Title Rank Sales % Change (Monthly) % Change (Annual) TBU Strength Index
Red Hood/Arsenal #6 121 (-10) 19,857 -5.56% 18.56
We Are Robin #6 124 (-16) 19,210 -9.57% 17.96
Batman: Arkham Knight Genesis #4 125 (-6) 18,843 -1.06% 17.61
Justice League United #15 127 (-15) 17,721 -6.06% 16.56
Batman: Arkham Knight #10 132 (-8) 17,091 -5.74% 15.97
Secret Six #8 140 (-8) 15,375 -5.92% 14.37
Justice League 3000 and 3001 #6 144 (-10) 14,659 -5.50% -21.37% 13.70
Batman ’66 #29 151 (-4) 13,860 -1.57% -11.07% 12.95
Midnighter #6 161 (-9) 12,186 -7.93% 11.39


These are the books that I am labeling as being in danger because of their sales numbers.  In our experience watching the relative successes of monthly issues, books that slip below 20k in sales are on DC’s chopping block.  As mentioned last month, some of these books have already been cancelled as soon as they finish out the number of issues already solicited (Batman ‘ 66 and Arkham Knight).  However, just like I’d assume based on October’s numbers, November’s numbers suggest that several books need some sort of drastic change to survive much longer.  Again, I must point the continued decline of Midnighter which is just barely above 12,000 issues sold and saw an almost 8% drop in these numbers from the previous month.  My guess is that DC is holding out on this title just for the purpose of having a completed trade to publish but that the end of Midnighter is looming closer and closer unless something drastic changes.

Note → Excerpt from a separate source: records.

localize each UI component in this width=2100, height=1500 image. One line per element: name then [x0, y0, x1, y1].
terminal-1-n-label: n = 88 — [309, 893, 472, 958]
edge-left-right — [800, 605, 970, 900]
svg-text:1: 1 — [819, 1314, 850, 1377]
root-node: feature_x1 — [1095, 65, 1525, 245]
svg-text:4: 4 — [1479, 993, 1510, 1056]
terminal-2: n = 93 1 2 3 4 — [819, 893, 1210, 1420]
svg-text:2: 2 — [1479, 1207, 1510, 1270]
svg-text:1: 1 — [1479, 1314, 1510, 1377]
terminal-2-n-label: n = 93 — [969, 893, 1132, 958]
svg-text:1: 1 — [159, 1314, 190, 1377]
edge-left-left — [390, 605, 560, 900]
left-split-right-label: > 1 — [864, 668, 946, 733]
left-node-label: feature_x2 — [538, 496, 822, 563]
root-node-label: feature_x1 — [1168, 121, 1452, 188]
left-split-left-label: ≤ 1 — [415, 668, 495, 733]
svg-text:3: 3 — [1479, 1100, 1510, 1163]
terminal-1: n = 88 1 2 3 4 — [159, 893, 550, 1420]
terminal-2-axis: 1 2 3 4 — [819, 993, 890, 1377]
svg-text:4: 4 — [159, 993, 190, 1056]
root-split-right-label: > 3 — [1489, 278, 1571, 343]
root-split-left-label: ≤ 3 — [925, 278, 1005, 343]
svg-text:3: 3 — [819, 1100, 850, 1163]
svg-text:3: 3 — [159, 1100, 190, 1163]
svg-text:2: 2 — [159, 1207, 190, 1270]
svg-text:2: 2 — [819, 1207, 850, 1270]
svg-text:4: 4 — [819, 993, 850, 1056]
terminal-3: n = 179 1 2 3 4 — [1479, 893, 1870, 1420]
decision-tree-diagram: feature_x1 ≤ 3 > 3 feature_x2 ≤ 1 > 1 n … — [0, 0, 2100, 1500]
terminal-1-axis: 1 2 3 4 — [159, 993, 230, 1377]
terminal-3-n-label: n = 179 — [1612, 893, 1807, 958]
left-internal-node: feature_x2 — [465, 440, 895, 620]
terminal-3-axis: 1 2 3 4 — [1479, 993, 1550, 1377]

Also, this month’s TBU by the Numbers sees both Red Hood/Arsenal and We Are Robin fall into the danger category as they sold just under our 20,000 threshold.  I suspect that this will only be temporary for now given that “Robin War” event that happened in December will likely boost sales on both of these books at least for another month or two.

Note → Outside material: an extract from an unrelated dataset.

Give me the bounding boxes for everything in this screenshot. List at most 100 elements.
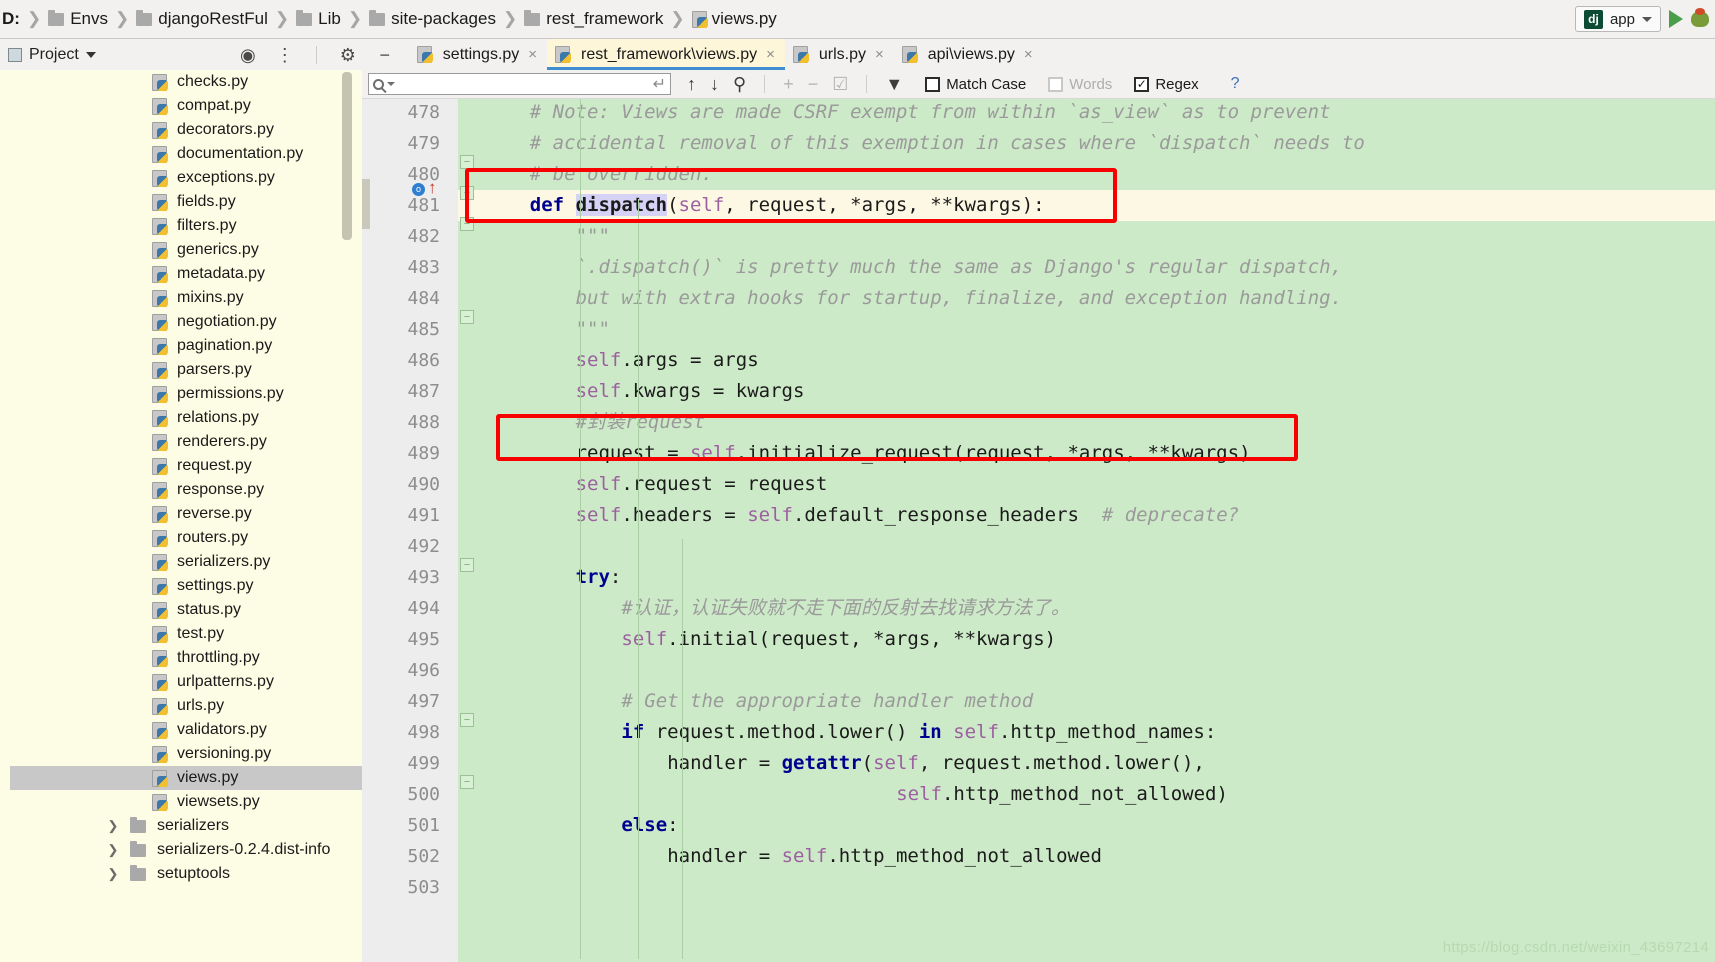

So, that is my summary of the sales numbers in November.  December numbers should be out in a few weeks and we can see how my thoughts and expectations play out going forwards.  But, be sure to let me know what you think of my coverage of sales numbers and to discuss the success (or lack thereof) of various titles in the comics in the comments below.

3 thoughts on “TBU by the Numbers – November 2015

  1. Terry Hughston Post author

    Given that most of this article was me talking about DK3 sales and whether issue #2 would sell as well as issue #1, I’d be interested to know how many people here bought the first issue and whether you continued or not.